The "chain" example is an undirected model with 4 variables. And if we recall the factorized form for an undirected model, we have univariate terms and pair-wise terms in the "chain" example. In this specific example, we have the univariate term as
$$ \begin{aligned}
\phi_i (x_i) = \begin{cases} 1, x_i = 0 \\ 2, x_i = 1 \end{cases}
\end{aligned}. $$
And we have the pair-wise term as
$$ \begin{aligned}
\phi_{i,j} (x_i, x_j) = \begin{cases} 1, x_i \neq x_j \\ 2, x_i = x_j \end{cases}
\end{aligned}. $$
Note: From the univariate terms and the pair-wise terms in this example, we know that this model "encourages" the individual variables to be 1, and "encourages" the connecting pairs to be of the same value. And if we expand the factorized form of the joint distribution, we have the joint probability $p(x)$ as
$$ \begin{aligned}
p(x) &= \frac{1}{Z} \prod_i \phi_i(x_i) \prod_{(i, j) \in \mathrm{pairs}} \phi_{i, j} (x_i, x_j) \\ &=\frac{1}{Z} \phi_1(x_1) \phi_2(x_2) \phi_3(x_3) \phi_4(x_4) \phi_{1,2}(x_1, x_2) \phi_{2,3}(x_2, x_3) \phi_{3,4}(x_3, x_4),
\end{aligned} $$
where $Z$ is the normalizing constant.
Note: In the factorized form of $p(x)$, there is no terms involving more than 2 variables such as $\phi_{i,j,k}$ because in this "chain" example, we only have cliques of size 2. And we have the univariate terms written out for the benefit of our demonstration/derivation of the algorithm. However, we do have the option to "absorb" the univariate terms into the pair-wise terms to match the "max-clique factorization" form we have in Hammersley-Clifford Theorem.

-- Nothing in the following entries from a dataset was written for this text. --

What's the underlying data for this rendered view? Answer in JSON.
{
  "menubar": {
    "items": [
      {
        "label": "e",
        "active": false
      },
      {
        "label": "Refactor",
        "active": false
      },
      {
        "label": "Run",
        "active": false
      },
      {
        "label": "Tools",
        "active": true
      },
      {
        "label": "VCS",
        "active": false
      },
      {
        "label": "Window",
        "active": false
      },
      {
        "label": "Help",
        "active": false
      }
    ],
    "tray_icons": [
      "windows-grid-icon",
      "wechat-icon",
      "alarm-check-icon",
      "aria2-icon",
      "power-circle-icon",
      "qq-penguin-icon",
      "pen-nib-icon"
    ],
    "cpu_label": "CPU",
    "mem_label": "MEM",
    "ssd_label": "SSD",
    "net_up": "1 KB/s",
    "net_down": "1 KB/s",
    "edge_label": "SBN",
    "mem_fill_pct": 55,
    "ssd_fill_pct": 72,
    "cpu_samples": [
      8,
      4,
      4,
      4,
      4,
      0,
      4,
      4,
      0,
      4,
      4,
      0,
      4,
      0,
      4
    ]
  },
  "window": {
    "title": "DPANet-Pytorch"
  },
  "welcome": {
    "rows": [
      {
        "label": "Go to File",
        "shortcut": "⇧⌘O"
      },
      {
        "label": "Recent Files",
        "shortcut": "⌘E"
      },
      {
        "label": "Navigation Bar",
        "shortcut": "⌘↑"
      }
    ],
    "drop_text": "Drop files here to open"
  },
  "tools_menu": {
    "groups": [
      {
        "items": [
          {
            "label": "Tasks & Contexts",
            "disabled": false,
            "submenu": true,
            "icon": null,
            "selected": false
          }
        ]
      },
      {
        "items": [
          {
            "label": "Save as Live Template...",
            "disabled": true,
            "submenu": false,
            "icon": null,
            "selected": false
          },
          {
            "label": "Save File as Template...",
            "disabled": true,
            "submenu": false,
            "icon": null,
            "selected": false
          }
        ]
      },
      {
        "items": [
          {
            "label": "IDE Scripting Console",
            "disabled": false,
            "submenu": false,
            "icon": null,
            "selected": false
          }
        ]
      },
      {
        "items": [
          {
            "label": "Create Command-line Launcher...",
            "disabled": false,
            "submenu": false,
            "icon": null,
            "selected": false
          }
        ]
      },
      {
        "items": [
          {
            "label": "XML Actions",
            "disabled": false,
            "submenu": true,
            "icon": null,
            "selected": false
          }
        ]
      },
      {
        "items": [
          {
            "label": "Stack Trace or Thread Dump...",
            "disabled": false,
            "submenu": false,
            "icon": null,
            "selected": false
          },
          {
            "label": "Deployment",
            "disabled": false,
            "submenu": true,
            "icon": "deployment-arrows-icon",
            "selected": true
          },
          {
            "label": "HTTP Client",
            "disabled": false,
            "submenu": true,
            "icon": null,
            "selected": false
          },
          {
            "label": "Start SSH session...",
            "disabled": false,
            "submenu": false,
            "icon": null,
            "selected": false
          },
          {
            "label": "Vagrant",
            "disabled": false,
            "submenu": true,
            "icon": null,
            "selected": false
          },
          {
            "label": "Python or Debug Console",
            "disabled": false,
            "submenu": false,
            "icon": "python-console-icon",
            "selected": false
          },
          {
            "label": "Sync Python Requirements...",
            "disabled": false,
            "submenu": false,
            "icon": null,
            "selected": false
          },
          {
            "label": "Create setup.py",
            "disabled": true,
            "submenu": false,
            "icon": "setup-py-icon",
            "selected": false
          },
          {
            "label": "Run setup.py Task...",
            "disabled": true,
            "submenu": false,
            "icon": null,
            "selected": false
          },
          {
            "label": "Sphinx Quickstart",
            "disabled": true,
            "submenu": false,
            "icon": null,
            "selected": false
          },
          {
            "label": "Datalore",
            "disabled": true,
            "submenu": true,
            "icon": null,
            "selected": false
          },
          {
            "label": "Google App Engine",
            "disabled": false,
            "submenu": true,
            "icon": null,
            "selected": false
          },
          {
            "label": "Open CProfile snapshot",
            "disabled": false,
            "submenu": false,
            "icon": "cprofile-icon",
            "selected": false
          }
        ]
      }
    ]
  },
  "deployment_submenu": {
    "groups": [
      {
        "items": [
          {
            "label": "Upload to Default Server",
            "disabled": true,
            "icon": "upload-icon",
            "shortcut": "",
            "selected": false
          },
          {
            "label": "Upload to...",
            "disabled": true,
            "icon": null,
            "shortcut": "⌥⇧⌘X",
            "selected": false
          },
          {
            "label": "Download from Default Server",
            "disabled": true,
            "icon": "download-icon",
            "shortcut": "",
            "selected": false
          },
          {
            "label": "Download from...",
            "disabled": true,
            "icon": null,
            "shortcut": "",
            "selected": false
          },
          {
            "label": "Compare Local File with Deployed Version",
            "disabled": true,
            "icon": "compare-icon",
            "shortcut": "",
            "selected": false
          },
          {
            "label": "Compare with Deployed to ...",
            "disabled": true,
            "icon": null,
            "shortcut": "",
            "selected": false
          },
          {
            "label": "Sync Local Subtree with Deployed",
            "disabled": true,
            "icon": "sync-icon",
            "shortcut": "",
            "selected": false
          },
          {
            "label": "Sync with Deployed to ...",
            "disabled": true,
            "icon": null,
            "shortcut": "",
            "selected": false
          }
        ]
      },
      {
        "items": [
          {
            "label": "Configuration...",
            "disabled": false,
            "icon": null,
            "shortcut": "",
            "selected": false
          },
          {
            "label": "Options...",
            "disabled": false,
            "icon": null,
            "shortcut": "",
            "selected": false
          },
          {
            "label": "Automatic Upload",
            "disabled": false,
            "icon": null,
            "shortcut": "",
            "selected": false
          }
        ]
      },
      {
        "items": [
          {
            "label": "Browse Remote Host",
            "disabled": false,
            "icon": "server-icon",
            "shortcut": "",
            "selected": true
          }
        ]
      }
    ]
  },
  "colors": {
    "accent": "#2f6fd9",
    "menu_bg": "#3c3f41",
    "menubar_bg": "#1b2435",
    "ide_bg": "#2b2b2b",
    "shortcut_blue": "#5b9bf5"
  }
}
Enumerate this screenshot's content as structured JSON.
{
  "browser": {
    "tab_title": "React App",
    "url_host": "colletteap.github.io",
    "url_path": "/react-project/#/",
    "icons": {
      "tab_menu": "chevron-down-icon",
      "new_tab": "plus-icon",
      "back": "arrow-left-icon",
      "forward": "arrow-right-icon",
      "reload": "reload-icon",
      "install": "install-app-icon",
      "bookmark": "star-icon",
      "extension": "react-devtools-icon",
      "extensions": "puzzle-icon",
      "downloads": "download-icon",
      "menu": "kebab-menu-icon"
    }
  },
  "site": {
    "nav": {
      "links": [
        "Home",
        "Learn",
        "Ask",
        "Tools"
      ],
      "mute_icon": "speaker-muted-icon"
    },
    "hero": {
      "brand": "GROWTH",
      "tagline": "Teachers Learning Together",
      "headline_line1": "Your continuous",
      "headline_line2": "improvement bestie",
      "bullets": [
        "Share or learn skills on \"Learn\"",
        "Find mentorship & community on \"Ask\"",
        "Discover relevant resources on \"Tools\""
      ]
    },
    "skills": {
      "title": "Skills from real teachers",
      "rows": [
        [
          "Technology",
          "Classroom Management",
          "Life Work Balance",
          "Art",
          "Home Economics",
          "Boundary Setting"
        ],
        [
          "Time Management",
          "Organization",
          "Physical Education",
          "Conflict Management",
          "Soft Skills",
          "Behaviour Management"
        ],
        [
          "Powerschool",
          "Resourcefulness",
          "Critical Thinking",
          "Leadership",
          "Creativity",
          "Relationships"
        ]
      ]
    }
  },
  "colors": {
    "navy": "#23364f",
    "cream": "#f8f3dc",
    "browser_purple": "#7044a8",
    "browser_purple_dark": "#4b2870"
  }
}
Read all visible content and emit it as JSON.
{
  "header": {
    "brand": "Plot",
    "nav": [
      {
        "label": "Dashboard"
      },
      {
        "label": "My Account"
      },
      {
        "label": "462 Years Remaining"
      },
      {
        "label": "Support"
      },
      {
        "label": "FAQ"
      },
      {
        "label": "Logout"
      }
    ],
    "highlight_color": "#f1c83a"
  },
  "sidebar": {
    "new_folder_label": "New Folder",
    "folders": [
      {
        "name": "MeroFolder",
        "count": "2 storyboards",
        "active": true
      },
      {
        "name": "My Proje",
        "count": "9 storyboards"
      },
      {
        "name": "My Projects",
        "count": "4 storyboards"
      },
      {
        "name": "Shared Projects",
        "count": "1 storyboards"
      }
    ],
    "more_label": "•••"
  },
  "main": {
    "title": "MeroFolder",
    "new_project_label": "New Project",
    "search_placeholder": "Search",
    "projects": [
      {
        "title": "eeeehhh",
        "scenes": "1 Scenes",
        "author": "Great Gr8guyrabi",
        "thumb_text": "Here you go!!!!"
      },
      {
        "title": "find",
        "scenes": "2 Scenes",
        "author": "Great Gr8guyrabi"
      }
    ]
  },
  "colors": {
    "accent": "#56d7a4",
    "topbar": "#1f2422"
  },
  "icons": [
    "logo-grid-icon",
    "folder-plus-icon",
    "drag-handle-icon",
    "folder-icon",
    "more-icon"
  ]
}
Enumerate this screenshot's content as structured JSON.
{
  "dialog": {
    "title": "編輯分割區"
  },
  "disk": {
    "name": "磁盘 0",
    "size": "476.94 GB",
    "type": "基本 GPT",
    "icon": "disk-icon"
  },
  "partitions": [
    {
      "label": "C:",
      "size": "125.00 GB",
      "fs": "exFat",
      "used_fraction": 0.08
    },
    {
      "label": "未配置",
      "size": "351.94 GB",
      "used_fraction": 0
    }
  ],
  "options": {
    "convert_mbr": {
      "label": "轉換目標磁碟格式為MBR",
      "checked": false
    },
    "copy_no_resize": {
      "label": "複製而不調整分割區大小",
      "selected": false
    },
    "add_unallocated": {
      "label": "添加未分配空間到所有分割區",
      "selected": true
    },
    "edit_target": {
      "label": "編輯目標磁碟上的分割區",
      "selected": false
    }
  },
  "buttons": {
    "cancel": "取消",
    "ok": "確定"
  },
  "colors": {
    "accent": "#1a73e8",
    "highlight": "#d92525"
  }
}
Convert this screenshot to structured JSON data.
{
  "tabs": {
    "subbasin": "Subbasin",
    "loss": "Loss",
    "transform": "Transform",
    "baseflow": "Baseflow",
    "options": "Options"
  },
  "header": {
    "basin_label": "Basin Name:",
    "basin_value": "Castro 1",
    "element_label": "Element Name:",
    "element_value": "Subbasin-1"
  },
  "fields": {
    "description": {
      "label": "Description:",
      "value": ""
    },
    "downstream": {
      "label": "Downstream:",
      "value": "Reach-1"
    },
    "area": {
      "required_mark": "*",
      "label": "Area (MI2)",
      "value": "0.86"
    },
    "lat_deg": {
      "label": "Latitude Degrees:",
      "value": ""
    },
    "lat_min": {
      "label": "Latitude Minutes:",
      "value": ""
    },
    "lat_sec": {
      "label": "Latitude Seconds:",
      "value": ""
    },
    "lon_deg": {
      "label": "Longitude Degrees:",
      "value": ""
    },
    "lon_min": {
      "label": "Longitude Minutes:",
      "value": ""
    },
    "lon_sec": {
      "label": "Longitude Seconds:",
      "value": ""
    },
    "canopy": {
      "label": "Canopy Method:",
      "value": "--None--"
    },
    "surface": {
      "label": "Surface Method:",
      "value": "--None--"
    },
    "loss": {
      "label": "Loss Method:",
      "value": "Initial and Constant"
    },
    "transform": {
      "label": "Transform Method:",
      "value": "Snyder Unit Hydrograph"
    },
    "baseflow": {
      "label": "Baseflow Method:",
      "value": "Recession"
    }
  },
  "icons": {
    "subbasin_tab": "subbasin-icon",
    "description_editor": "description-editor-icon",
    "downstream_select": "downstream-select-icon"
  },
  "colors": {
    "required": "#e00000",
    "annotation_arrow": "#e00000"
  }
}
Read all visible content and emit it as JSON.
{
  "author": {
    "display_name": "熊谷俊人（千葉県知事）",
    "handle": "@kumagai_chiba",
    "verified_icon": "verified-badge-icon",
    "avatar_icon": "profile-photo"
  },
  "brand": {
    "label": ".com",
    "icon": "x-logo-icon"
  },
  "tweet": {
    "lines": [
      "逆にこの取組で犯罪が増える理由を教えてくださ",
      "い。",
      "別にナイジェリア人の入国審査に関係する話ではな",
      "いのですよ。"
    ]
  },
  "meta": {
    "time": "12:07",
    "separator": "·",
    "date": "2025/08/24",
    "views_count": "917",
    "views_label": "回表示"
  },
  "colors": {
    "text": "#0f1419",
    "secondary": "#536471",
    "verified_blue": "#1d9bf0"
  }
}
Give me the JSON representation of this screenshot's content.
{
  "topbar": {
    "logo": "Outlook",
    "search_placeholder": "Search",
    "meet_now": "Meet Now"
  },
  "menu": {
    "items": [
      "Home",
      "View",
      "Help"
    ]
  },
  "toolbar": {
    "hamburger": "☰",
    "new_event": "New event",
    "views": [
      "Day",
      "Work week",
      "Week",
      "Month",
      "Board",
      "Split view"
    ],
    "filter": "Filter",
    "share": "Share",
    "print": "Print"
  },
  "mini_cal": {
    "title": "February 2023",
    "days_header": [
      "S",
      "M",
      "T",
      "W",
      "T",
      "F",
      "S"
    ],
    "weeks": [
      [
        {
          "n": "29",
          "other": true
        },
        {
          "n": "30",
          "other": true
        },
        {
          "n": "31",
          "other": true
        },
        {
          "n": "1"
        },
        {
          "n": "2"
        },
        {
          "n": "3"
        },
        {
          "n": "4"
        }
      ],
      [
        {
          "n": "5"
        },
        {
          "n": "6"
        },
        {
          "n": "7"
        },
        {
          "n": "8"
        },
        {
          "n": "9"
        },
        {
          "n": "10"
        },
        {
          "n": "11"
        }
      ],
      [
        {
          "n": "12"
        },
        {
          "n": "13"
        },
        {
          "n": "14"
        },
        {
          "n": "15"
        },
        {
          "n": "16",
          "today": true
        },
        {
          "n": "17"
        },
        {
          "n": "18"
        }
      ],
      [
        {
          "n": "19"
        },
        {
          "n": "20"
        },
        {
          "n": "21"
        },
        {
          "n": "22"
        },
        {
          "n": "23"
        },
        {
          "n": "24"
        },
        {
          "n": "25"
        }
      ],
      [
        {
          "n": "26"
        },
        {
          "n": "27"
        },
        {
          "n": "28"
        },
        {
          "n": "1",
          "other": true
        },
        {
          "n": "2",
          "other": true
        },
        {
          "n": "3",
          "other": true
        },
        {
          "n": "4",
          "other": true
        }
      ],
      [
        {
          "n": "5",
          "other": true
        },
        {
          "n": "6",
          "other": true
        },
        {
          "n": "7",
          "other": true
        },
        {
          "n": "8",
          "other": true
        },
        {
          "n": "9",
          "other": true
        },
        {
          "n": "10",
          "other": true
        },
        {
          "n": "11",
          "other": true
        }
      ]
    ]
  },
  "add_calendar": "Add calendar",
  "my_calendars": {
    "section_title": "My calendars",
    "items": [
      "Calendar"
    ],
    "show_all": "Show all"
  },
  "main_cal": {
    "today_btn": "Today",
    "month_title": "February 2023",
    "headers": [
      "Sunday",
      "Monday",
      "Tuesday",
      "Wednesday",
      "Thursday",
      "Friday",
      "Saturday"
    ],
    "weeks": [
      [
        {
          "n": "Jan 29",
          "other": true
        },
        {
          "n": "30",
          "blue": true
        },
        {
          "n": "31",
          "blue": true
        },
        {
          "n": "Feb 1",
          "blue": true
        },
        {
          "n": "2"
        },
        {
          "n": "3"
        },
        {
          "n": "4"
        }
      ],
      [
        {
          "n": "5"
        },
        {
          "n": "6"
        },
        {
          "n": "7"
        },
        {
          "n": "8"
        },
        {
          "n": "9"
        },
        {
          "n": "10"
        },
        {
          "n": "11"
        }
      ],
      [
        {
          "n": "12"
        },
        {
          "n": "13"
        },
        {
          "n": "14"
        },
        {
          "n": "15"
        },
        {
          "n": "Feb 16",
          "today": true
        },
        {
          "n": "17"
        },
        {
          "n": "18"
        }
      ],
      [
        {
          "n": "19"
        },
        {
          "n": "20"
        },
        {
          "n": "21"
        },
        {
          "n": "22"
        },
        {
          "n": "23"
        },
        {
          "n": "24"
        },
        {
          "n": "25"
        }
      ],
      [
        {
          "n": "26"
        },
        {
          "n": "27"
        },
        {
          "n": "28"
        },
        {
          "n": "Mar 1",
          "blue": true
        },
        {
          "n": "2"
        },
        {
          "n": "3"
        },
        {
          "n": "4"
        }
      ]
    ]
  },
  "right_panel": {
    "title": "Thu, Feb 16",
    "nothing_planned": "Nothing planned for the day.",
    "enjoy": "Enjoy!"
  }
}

To demonstrate the message-passing algorithm, it is easier to start with the computation of $Z$. To compute it with a brute approach, we will have
$$ Z = \sum_{x_1} \sum_{x_2} \sum_{x_3} \sum_{x_4} \phi_1(x_1) \phi_2(x_2) \phi_3(x_3) \phi_4(x_4) \phi_{1,2}(x_1, x_2) \phi_{2,3}(x_2, x_3) \phi_{3,4}(x_3, x_4) $$
Question: Is there a way to simply the computation of $Z$ and how?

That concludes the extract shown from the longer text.